Österreich ist ein Vertriebs- und Marketingstandort. Zwei Mitarbeiter – inklusive mir – sind für die Vermarktung zuständig, fünf Mitarbeiter koordinieren die Logistik und Vertriebspartner, stellen den Vertrieb der Spiele sicher und kümmern sich um die Verfügbarkeit für den klassischen Retail Sale.
Man merkt: Flache Hierarchien bei Ubisoft in Österreich.
Ubisoft ist überhaupt nicht klassische hierarchisch aufgebaut. Wir können unseren CEO duzen, das ist schon angenehm. Auch moderne Arbeitsbedingungen, wie etwa flexible Arbeitszeiten, sind der Firma wichtig.
Wie groß ist der Games-Markt in Österreich?
2013 waren es 240 Mio. Euro Umsatz in Österreich – Hard- und Software, Konsolenspiele und PC-Spiele. Der Markt ist das fünfte Mal in Folge geschrumpft, wir erwarten aber für dieses Jahr wieder Wachstum.
Sind da Spiele-Apps mit eingerechnet?
Nein, das sind Zahlen für das klassische Retail-Business ohne Apps, Downloads oder DLCs, also Download-Content. Diese Daten sind sehr schwierig zu bekommen.
Sieht man sich diese Zahlen an, und zieht auch den massiven Boom bei Game-Apps für Smartphones und Tablets in Betracht, geht es dem Spiele-Markt also nicht so schlecht?
Ich glaube der Markt ist sehr gesund. Der klassische Retail-Markt tut sich aber relativ schwer. In Österreich ist auch die Handelslandschaft nicht sehr vielfältig. Es gibt zwei starke Player, das sind die Media/Saturn-Gruppe und Libro.
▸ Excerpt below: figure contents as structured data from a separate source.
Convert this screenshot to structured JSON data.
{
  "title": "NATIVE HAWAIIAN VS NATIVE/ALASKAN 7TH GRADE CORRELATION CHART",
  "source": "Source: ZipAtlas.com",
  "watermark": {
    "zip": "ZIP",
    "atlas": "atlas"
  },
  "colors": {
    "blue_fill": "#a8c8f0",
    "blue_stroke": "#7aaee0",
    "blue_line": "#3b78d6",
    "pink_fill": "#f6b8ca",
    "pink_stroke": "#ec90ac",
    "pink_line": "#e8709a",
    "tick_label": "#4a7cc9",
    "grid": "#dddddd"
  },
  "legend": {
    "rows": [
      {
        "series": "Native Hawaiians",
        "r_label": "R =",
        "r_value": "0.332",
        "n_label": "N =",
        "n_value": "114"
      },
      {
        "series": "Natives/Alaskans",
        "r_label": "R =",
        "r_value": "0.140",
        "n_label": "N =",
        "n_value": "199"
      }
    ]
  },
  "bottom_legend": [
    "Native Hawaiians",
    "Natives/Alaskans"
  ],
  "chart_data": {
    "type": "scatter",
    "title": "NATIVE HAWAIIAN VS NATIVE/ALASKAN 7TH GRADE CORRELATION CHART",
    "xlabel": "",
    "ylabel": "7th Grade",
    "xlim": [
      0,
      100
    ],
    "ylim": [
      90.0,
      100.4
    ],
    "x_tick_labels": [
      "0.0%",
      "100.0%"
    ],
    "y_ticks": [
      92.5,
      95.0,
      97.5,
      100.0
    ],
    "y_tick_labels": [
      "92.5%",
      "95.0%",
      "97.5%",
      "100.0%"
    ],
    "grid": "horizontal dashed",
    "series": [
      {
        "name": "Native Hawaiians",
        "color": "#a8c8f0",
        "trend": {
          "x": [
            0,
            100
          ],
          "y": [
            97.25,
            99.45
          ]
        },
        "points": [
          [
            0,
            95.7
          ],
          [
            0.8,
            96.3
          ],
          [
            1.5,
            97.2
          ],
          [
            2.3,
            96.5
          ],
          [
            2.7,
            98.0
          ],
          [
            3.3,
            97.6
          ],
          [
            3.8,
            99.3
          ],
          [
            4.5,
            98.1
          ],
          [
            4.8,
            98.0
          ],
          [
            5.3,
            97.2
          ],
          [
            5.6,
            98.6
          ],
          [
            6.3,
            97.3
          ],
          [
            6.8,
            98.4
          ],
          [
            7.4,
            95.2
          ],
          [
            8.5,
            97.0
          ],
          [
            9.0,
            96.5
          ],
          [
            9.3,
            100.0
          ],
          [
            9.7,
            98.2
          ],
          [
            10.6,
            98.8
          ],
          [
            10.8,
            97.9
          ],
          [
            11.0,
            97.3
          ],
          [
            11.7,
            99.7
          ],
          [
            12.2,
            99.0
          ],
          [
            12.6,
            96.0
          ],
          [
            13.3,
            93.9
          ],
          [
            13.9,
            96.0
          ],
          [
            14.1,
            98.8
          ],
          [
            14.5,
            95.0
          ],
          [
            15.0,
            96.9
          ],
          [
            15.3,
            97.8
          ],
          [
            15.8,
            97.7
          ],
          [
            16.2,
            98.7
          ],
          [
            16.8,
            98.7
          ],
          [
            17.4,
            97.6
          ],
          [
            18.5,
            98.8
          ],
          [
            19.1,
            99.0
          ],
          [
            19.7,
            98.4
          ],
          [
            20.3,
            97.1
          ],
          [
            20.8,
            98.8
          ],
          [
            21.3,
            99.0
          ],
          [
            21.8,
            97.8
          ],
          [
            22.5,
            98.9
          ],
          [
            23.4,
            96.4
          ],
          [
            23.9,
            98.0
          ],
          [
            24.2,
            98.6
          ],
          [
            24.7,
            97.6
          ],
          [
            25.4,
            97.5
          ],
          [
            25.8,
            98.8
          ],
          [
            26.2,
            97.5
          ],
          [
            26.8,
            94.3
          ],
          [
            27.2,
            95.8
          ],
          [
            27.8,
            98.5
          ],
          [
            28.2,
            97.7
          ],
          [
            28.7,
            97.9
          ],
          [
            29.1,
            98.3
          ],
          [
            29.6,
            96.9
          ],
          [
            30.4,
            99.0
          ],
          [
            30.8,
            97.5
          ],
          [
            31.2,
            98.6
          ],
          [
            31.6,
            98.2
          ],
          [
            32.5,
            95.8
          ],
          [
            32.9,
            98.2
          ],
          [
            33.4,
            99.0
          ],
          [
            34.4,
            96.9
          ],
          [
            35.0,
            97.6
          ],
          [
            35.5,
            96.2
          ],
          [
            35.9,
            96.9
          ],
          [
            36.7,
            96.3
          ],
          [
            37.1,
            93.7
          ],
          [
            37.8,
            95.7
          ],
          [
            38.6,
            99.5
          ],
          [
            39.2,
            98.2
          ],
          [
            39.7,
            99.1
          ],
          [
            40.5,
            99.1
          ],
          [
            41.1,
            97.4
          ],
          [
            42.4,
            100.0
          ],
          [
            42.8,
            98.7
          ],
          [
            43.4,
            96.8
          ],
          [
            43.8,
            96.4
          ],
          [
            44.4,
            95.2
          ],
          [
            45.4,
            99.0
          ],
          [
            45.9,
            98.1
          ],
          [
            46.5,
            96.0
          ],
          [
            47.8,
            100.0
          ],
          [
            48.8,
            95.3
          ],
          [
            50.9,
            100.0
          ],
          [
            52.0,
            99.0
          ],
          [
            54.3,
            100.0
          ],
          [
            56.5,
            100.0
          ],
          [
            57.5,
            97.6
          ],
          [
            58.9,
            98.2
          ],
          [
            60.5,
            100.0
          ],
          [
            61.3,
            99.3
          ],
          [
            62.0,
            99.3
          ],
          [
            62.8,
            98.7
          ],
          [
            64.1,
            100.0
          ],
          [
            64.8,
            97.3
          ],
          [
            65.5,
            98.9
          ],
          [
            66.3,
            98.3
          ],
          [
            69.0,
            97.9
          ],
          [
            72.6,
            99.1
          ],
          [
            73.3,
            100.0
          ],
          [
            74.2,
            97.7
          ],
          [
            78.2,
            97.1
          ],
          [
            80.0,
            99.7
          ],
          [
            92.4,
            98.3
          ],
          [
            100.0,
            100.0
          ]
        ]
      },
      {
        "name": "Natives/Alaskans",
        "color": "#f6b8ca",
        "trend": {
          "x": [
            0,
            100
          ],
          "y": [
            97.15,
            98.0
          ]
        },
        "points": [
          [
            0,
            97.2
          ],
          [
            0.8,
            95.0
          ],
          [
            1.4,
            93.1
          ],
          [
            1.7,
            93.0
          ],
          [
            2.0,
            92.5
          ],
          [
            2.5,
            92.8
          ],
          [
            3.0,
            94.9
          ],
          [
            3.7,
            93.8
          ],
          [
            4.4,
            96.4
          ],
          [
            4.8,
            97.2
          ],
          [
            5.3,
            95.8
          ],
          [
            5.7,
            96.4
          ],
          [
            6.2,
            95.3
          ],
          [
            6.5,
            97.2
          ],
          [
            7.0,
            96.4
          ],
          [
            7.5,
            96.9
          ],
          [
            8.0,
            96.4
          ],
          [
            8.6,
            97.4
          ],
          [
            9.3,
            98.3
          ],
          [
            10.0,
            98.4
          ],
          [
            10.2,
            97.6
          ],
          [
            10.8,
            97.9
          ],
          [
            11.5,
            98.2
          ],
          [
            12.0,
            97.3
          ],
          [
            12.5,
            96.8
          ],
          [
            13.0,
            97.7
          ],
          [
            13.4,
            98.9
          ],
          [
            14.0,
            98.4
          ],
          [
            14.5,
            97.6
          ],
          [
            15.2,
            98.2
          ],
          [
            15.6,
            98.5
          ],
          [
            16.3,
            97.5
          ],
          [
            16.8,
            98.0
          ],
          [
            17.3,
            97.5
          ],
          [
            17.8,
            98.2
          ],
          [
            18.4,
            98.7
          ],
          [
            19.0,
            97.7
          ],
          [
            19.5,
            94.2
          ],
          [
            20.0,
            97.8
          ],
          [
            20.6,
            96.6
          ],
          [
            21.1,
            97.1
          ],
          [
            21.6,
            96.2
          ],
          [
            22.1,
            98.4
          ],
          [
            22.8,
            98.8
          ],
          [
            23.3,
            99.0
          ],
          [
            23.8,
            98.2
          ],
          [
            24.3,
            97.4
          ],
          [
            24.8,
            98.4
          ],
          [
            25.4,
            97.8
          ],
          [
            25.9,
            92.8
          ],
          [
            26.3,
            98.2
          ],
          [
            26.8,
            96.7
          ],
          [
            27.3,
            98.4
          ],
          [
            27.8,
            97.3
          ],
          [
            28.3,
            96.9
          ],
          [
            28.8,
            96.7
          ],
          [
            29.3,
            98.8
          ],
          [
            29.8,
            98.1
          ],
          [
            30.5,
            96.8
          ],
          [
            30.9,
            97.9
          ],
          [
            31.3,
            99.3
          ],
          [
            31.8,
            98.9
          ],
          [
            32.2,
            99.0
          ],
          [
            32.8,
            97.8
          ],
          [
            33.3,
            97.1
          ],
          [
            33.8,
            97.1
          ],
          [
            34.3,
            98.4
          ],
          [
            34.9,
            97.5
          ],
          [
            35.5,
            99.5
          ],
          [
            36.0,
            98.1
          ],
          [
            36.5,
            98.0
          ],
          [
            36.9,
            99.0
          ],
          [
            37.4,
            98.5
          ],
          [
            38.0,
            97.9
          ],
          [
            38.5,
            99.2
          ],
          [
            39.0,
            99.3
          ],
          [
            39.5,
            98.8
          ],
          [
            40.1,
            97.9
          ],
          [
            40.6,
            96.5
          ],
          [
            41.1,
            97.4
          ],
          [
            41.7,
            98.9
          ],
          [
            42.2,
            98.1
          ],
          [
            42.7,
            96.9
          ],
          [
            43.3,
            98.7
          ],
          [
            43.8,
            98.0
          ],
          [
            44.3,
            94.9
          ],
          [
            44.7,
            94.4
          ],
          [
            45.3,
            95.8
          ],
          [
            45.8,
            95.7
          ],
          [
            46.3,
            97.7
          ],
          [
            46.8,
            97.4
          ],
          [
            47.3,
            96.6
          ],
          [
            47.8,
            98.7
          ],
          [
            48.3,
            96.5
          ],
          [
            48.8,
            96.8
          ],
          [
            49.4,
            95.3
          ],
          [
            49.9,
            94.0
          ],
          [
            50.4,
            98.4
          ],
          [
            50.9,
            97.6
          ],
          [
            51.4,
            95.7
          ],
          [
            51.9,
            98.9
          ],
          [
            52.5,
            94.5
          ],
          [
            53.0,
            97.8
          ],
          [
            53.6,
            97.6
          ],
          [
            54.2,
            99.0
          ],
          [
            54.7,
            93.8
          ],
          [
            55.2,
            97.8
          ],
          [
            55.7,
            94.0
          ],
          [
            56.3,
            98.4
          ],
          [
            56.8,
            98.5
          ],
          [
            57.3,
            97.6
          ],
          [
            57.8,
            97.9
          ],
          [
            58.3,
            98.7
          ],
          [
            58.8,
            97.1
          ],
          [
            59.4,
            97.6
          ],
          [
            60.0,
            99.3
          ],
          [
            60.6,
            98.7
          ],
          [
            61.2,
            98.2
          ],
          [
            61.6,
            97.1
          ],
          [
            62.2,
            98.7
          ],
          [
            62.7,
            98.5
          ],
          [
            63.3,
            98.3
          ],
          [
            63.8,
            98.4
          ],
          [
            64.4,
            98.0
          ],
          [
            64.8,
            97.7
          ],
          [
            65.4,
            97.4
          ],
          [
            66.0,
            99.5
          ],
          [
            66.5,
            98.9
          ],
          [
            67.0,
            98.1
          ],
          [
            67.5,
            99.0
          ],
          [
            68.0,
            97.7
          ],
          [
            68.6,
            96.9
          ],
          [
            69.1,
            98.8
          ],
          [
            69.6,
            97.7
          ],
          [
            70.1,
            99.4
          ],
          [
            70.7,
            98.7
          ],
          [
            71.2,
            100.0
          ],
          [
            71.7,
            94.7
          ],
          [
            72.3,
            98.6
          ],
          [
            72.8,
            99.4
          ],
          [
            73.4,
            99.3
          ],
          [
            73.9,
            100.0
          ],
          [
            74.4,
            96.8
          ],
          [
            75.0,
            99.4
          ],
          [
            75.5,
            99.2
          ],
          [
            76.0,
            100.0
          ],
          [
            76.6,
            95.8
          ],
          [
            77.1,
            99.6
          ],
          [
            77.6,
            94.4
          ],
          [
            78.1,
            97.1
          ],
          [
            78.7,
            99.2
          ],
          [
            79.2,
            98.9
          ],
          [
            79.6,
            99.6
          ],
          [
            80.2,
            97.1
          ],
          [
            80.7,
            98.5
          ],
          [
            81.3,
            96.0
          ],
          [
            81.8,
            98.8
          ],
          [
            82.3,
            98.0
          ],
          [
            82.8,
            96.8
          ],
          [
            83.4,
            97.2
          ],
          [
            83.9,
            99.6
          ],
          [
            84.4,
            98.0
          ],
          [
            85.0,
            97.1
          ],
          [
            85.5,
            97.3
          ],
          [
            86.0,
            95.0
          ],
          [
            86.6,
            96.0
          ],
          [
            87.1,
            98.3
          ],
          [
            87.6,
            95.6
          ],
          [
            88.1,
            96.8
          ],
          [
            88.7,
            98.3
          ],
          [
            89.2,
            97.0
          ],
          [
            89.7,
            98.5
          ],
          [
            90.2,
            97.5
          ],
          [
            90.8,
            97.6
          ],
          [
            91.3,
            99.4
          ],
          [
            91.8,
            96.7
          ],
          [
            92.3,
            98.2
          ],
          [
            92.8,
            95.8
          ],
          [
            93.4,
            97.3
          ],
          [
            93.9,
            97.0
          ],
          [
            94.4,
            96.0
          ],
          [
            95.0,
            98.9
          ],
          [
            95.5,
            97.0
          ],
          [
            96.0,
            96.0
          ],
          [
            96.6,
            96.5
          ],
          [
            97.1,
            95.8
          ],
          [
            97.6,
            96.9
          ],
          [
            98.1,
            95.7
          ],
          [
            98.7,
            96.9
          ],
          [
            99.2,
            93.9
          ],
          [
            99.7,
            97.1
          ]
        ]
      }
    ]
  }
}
Und ein Viertel aller verkauften Spiele in Österreich werden aus dem Ausland importiert, hauptsächlich von Amazon.
Wie groß ist der Anteil von Ubisoft am österreichischen Markt?
Wir veröffentlichen keine Zahlen für Österreich. Vielleicht nur so viel: Ubisoft hat 2013 weltweit eine Milliarde Umsatz gemacht, Österreich macht 1 Prozent davon aus.
Casual Games sind weiterhin im Kommen. Welche Auswirkungen hat das auf Publisher von „Hardcore“-Games wie Ubisoft?
Wir orientieren uns sehr stark an den Marktgegebenheiten. Vor fünf Jahren, als Nintendo DS und Wii sehr stark waren, haben wir die Hälfte unseres Umsatzes mit Casual Games generiert – Puzzle-Games oder Just Dance beispielsweise. Natürlich ändert sich der Markt. Nintendo ist ein bisschen schwächer geworden, dafür sind Playstation und Xbox jetzt sehr stark. Deswegen konzentrieren wir uns derzeit wieder auf Hardcore-Games. Die große Frage ist: Kommen die Casual Gamer überhaupt wieder zur Konsole, oder hat man die für immer an Mobile und Tablets verloren?
Stichwort Gamification: Können sich Business-Softwareunternehmen etwas von den Spieleherstellern abschauen?
Das Konzept ist, dem Spieler immer eine kleine Befriedigung zu geben für das, was er macht, damit er bei der Sache bleibt. Gamification gibt es auch bei Games, etwa wenn der Spieler dafür belohnt wird, dass er besonders gut um die Kurve driftet. Die Games-Branche bedient sich also auch der Gamification. Reduziert auf das Wesentliche geht es um die Entwicklung des User Interface: Je einfacher ein Konzept ist, je mehr Spaß es macht, umso besser ist das Produkt. Das gilt für Spiele genauso wie für Business-Software.
Werbung für Spiele ist sehr emotional. Für Business-IT wird zumeist eher nüchtern geworben. Sollte sich die IT-Branche eine Scheibe von der Games-Branche abschneiden?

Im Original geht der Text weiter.